In those days, the speech code and the climate it represented looked as sturdy as the Berlin Wall–which, it turns out, is exactly how sturdy they were. In 1999, Long is rubbing his eyes. "I thought this would last a thousand years," says Long. "I never thought it would change in my lifetime."

What happened? First, a string of cases like Long's alarmed a few professors, who asked the university to reconsider the speech code. By 1997, when the faculty senate appointed a committee to reconsider the code, even its proponents were ready for some change. The question was how much.

A lot, in the event. The committee's moderate majority proposed a new rule, one that began with an endorsement of academic freedom and ended with due process protections for accused professors. In the middle was language that substantially narrowed the threat to free speech, mostly repudiating (for instance) the "don't offend minorities" standard.

A radical faction on the committee, however, favored an even weaker code, or no code at all. In this group were the committee's three student representatives, one of them openly gay and another, Asian-American. "That was pretty powerful," says Jason Shepard, the gay senior on the committee, "to have the three students be the ones constantly advocating a weaker speech code." Here were the professors talking about protecting the sensibilities of minority students, and there were the minority students saying: Please–don't protect us!

To their own amazement, the radicals ended up losing in the committee by only one vote. Even more to their amazement, when the moderates' code went to the faculty senate in December, one professor after another rose to denounce it for providing too little protection for speech. A man who claimed to have tasted repression under South American regimes said that the moderates' proposal "doesn't pay enough respect to the precious Bill of Rights." Alarmed, the pro-code forces rallied, and last month they played their trump card.

On Feb. 1, at another faculty senate meeting, a series of student activists rose to defend the speech code–which, by then, meant defending the moderates' limited but still substantial reform. (No one was bothering to defend the old code anymore; that was how much the ground had already shifted.) One black student leader said he "cannot tell you how often" he heard complaints about professors' insensitive comments.
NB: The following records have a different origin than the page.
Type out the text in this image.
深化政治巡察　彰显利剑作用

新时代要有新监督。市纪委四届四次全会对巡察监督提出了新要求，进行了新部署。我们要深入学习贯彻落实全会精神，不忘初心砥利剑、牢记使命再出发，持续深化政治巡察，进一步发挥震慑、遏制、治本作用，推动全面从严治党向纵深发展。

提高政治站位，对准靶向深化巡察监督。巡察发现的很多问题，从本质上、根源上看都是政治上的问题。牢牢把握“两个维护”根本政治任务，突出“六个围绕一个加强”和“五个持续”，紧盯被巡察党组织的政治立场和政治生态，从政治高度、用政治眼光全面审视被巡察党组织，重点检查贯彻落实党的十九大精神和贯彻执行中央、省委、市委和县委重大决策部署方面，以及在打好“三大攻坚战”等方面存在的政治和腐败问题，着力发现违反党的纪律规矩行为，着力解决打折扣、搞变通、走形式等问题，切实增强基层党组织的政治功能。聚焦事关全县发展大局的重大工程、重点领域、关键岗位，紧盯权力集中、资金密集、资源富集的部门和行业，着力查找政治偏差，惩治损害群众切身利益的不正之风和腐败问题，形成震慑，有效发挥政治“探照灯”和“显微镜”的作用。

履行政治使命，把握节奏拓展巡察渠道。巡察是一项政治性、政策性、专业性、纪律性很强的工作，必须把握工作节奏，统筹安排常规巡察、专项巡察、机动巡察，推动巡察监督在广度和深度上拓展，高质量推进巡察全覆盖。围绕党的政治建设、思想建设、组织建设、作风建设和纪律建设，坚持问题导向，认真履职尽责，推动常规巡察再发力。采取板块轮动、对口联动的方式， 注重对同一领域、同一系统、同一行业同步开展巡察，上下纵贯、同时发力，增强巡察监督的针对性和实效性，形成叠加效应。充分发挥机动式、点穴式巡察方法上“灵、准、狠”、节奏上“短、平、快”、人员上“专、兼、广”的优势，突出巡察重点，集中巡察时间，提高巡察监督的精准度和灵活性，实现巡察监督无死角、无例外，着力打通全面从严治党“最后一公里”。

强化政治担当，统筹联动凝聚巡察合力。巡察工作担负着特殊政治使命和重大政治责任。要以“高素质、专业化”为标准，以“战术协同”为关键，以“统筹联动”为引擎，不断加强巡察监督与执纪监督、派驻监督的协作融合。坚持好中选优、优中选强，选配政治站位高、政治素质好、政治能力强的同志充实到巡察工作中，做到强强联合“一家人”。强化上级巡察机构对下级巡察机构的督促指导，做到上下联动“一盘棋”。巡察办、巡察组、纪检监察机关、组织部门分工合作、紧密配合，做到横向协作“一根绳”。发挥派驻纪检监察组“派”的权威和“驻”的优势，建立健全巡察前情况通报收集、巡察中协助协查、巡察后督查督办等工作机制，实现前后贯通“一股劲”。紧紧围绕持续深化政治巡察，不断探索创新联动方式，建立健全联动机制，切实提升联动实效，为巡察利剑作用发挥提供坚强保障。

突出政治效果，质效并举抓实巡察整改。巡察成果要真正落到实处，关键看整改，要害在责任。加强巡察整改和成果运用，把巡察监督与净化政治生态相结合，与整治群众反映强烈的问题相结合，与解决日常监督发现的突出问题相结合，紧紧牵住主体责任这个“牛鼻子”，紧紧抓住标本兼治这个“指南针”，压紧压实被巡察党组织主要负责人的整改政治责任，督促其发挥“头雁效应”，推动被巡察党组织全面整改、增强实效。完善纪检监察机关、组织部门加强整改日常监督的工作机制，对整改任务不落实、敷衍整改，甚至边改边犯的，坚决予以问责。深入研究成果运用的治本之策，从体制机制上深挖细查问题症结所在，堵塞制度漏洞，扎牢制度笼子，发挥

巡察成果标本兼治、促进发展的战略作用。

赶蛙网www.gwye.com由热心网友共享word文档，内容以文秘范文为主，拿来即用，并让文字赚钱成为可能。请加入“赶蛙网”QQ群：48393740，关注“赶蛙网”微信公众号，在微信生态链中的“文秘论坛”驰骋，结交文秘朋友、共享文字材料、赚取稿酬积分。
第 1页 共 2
Why, he said, something had happened just last week! In one of those peculiar coincidences known to us journalists as a "trend," up to the microphone came a junior who reported that, in a Chaucer class, her professor had used the word "niggardly." She complained to him, but in the next class (this was a few days after "niggardly" had, notoriously, cost a D.C. government official his job) the teacher opened a discussion of the issue, apparently in an effort to make clear that he had not in fact used a racist term. But in his attempt, he used the word again, five or six times. "Even after I said to him how bad it hurt me and how I felt, he still went on as if I didn't matter and as if my feelings weren't valid," she told the faculty senate. Around the room, mouths fell open. "I was stunned," one professor told me.

As it happens, "niggardly" wouldn't have been banned under even the moderates' speech code. But the faculty got the message. And so, on Monday night, the faculty approved a new code on "expression in instructional settings" whose operative sentences are these:

"The university is, therefore, unswervingly committed to freedom of speech as guaranteed under the First Amendment of the Constitution of the United States and to the principle of academic freedom. . . . Accordingly, all expression germane to the instructional setting–including, but not limited to, information, the presentation or advocacy of ideas, assignment of course materials, and teaching techniques–is protected from disciplinary action."

To a great extent, the power of political correctness lies not in argument but in intimidation: in its proponents' use of charges of racism and sexism and what have you, along with threats of formal sanction or informal harassment, to browbeat their critics. P.C. people forever speak of the power of racist or sexist or homophobic speech to "silence" minorities, but everyone knows who has been doing the silencing. To visit UW today is to see that people there are no longer afraid.